Friday, January 14, 2011

Newspaper Week Stirs Us To Action

October 1967
  When President Lyndon Baines Johnson proclaimed this week, October 8 to 14, as National Newspaper Week, we sprang into action. It’s not often we get orders right out of Washington. The trouble is, there were no suggestions from the Prez directing us what to do.
  So as we mulled over the proclamation, we came up with such ideas as giving away newspapers— which immediately caused a jump in our accountant’s blood pressure. We did approve having a guest editor write a Guest-A-Torial to toot our horn for a change. You’ll find it right above this column
  I suppose you, like everyone else think that all a newspaper does is gather news and ads and print it up for your consumption. I was disillusioned too.
  FOR ONE THING, a newspaper is supposed to be the source of all knowledge— especially little-known knowledge about what’s going in the world. Well… we try to fill that role but our territory covers Rochester, not quite the whole world. It turns out that many folks expect quite a bit more out of us than just dishing out the news.
  During the past week, for instance, our office had one request to furnish the names of the national cemeteries in the U.S., a request on how to address a letter to the President and a query on how to dispose of one’s excess rubbish.
  We don’t mind answering the questions. It’s just downright embarrassing when we can’t always come up with the answers. Down at the Free Press they have a large staff answering the “Action Line” column questions— some 5,000 or more a week. Our humble staff must work this answering business into their normal duties.
  SOME OF THE questions— such as who won the Rose Bowl in 1936— are asked just to settle a bet. Some are quite practical such as “What time does the high school football game start tonight?” Or, “How much are tickets to the Marine Band concert and where can I buy them?” We often get asked, “Who’s our state senator and state representative?” Or we have even had calls from out of town asking the very surprising question, “How do we get to Rochester?”
  Many calls are from indignant people who want to get even with someone.
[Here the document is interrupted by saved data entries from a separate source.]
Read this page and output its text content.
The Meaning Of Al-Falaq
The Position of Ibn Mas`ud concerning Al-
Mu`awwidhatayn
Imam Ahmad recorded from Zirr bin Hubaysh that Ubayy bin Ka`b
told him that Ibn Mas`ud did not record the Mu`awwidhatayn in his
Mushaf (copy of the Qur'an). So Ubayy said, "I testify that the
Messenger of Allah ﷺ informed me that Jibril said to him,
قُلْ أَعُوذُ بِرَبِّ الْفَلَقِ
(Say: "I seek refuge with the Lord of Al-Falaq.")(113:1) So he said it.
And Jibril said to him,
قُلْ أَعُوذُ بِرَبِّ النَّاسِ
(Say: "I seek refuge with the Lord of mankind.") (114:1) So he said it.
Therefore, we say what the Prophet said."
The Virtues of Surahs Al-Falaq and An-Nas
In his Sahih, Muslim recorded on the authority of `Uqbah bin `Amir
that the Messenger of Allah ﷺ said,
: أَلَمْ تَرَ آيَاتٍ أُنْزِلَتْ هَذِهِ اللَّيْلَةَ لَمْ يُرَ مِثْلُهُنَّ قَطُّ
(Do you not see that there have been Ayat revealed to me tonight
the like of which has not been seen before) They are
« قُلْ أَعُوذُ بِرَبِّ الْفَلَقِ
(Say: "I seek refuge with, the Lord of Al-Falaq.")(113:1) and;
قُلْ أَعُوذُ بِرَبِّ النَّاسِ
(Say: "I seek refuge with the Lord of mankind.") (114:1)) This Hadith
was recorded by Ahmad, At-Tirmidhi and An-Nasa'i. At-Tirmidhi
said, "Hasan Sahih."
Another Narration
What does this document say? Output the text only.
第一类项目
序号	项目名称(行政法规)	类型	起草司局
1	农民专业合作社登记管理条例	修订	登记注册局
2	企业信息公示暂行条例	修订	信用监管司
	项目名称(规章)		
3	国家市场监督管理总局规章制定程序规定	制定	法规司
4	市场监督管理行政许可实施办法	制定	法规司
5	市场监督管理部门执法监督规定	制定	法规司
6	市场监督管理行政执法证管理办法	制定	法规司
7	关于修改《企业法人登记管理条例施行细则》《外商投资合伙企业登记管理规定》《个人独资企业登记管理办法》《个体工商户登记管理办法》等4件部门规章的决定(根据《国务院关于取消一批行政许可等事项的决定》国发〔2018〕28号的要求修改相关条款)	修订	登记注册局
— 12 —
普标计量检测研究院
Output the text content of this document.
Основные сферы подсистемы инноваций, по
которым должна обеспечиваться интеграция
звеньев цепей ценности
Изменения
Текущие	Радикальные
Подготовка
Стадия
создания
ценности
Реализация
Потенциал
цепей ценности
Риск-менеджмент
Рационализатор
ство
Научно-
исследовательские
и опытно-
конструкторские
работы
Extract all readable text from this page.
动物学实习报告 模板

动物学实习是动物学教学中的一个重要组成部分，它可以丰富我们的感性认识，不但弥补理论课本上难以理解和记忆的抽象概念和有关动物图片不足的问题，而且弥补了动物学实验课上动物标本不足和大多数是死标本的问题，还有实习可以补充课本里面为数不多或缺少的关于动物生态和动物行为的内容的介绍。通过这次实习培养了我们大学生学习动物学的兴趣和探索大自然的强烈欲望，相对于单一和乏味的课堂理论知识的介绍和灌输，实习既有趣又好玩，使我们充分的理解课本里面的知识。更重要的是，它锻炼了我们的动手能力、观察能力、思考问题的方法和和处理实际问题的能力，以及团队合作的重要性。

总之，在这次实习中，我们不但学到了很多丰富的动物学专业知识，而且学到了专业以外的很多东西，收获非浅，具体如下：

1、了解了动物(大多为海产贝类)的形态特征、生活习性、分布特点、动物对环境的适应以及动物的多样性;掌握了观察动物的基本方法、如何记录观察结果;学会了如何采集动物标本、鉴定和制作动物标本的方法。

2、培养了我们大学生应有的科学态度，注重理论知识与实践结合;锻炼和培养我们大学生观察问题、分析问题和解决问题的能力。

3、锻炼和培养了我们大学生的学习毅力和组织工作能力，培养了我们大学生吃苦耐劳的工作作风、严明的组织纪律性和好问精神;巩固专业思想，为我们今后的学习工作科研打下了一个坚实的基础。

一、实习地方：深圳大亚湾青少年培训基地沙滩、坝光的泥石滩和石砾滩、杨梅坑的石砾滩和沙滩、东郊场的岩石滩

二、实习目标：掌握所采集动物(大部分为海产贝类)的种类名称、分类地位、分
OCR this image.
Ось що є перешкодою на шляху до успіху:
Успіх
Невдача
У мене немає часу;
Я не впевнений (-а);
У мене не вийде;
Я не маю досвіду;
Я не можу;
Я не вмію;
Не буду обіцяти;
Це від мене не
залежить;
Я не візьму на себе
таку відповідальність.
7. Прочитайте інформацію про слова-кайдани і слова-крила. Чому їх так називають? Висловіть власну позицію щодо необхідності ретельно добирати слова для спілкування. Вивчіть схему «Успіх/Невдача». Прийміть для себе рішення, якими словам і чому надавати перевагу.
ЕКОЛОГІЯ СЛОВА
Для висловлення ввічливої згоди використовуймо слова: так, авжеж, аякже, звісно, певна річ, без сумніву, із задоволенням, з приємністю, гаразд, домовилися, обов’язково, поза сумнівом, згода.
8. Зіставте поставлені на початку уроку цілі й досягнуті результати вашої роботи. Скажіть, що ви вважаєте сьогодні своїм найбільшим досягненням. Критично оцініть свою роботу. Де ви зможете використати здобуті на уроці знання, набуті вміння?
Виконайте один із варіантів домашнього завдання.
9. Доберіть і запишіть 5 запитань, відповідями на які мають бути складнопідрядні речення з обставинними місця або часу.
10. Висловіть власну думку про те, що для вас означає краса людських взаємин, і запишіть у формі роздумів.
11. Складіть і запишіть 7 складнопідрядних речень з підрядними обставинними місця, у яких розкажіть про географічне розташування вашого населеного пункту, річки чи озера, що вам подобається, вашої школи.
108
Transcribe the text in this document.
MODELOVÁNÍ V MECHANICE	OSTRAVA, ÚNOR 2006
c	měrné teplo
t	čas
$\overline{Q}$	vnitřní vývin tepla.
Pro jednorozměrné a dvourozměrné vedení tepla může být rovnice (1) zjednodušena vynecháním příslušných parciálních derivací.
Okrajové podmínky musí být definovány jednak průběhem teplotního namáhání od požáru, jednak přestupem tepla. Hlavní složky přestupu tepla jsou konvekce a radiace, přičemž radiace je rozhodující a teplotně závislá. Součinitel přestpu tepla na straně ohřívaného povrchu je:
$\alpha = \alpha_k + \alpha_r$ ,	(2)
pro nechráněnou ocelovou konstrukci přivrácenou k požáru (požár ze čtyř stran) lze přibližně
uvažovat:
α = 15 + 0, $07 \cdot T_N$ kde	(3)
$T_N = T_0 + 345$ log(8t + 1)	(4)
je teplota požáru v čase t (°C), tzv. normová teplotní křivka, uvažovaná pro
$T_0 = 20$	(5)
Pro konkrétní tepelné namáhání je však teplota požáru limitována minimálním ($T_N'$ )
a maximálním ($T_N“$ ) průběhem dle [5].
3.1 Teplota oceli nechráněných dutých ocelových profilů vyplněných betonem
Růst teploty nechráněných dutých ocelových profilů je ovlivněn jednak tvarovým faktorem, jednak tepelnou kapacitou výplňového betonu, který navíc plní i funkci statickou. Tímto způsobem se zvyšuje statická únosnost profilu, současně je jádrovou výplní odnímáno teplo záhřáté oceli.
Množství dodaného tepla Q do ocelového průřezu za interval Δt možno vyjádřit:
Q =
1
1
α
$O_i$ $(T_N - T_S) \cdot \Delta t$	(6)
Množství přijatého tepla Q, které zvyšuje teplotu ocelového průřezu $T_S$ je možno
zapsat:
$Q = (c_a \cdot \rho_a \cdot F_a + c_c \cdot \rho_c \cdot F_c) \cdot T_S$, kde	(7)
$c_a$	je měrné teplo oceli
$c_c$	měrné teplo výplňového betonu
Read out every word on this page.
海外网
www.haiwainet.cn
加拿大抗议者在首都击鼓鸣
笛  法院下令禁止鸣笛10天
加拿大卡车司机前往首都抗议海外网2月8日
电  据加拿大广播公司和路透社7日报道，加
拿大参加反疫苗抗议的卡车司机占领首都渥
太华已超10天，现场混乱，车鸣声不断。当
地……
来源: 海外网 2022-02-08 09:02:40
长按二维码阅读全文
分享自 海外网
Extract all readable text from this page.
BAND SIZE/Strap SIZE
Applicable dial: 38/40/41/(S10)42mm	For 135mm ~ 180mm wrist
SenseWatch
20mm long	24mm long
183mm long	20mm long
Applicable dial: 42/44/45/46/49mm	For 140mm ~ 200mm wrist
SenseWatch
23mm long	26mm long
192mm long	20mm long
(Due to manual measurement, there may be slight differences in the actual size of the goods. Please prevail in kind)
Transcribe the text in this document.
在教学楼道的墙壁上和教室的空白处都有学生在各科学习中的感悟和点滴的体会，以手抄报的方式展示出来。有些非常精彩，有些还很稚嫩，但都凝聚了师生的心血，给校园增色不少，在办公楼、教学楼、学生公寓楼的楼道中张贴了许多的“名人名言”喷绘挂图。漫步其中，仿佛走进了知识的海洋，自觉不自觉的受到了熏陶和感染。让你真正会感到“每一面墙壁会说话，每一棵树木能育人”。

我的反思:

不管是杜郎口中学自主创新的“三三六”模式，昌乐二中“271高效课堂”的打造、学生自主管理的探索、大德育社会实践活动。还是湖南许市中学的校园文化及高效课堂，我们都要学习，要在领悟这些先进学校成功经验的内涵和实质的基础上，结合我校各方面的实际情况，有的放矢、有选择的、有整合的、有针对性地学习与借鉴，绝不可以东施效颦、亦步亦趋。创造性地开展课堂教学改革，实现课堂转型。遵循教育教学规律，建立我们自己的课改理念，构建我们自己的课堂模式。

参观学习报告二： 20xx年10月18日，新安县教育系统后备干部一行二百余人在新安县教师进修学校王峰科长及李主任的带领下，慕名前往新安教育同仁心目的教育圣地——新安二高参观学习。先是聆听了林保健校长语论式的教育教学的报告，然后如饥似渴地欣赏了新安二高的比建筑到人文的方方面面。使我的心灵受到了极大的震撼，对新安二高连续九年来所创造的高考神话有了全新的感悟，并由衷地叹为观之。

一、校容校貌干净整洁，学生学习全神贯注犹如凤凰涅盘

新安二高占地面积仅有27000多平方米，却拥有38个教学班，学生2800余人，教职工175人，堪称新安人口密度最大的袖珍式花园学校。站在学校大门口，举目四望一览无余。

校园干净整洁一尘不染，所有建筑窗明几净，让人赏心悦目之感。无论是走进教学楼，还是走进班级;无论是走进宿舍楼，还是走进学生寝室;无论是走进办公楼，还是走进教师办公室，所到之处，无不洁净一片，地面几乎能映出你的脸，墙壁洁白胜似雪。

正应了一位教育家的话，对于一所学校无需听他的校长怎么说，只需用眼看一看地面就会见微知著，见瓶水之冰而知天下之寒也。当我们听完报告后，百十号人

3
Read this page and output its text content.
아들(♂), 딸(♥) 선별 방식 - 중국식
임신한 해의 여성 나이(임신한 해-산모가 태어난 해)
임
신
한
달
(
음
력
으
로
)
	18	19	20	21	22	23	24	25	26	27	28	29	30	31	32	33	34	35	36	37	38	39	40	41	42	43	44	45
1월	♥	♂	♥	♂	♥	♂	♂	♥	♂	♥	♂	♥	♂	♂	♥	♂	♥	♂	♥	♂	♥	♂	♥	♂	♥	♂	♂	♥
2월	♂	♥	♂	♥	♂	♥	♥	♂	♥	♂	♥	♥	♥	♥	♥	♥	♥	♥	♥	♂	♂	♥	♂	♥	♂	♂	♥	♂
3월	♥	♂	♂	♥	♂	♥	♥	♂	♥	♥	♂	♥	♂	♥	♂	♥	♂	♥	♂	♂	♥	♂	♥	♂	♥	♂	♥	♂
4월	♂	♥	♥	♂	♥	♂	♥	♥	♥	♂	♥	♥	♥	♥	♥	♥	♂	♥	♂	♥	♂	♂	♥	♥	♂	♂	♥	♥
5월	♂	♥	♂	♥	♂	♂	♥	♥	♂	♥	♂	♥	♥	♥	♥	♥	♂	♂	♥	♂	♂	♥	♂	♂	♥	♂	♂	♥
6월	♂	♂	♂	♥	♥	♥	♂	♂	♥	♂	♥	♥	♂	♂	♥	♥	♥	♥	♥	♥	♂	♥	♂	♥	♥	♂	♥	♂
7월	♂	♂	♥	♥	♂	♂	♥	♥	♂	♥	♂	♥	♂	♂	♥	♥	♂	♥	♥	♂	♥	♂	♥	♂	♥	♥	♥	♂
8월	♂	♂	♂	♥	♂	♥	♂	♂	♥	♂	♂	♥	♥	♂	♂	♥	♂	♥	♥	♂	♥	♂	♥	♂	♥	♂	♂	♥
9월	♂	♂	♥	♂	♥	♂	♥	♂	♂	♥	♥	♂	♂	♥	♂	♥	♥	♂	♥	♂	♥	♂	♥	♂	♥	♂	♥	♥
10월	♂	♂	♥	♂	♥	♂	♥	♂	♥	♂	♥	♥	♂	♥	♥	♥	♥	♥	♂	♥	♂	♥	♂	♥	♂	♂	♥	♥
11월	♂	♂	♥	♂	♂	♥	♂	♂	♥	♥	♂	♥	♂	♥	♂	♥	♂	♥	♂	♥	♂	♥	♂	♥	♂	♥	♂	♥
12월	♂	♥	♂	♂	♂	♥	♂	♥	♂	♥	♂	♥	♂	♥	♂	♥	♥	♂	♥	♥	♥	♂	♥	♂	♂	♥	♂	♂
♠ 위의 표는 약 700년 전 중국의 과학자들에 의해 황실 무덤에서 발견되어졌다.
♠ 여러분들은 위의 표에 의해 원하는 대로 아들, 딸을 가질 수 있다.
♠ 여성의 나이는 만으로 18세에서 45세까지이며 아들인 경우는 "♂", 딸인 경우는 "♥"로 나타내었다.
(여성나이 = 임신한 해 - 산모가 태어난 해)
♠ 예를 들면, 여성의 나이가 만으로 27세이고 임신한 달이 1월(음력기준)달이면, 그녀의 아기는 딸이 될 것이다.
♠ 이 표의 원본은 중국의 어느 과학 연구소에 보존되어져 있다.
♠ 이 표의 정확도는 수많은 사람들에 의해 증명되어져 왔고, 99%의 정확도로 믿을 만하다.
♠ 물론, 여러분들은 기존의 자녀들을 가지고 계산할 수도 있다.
Two weeks ago a young man wanted us to “blast” a local restaurant which threw him out “for no reason at all.” Another woman renting a house was being given a bad time by neighbors because she had too many children in the home. She wanted the neighbors “exposed.” When it comes to civil matters— quarrels between individuals— newspapers can’t afford to take sides unless complaints are made to police authorities. Then it becomes a public matter.
WE’VE BEEN CALLED out to look at lousy workmanship on new roads, check on the living conditions of old people and urged to investigate every department in all levels of local government. Besides getting us confused with the police or FBI, some people appointed us the lost and found department, seeing if we know anything about their lost cats and dogs, lost keys and eye glasses and even lost relatives. Sometimes we can help them.
  School children want histories of Rochester, attorneys want our newspaper reports of accidents and I was even summoned to appear in court to be a witness in an assault and battery case I had written about but never witnessed.
  BUT THE MOST disheartening call I have received was during the long Detroit newspaper strike several years ago. A woman called to see if we had back issues of the Clarion. “Which issues would you like?” I asked.
  "It doesn’t made any difference,” she replied. "Since the newspaper strike in Detroit, I haven’t got anything to line the bottom of my bird cage.”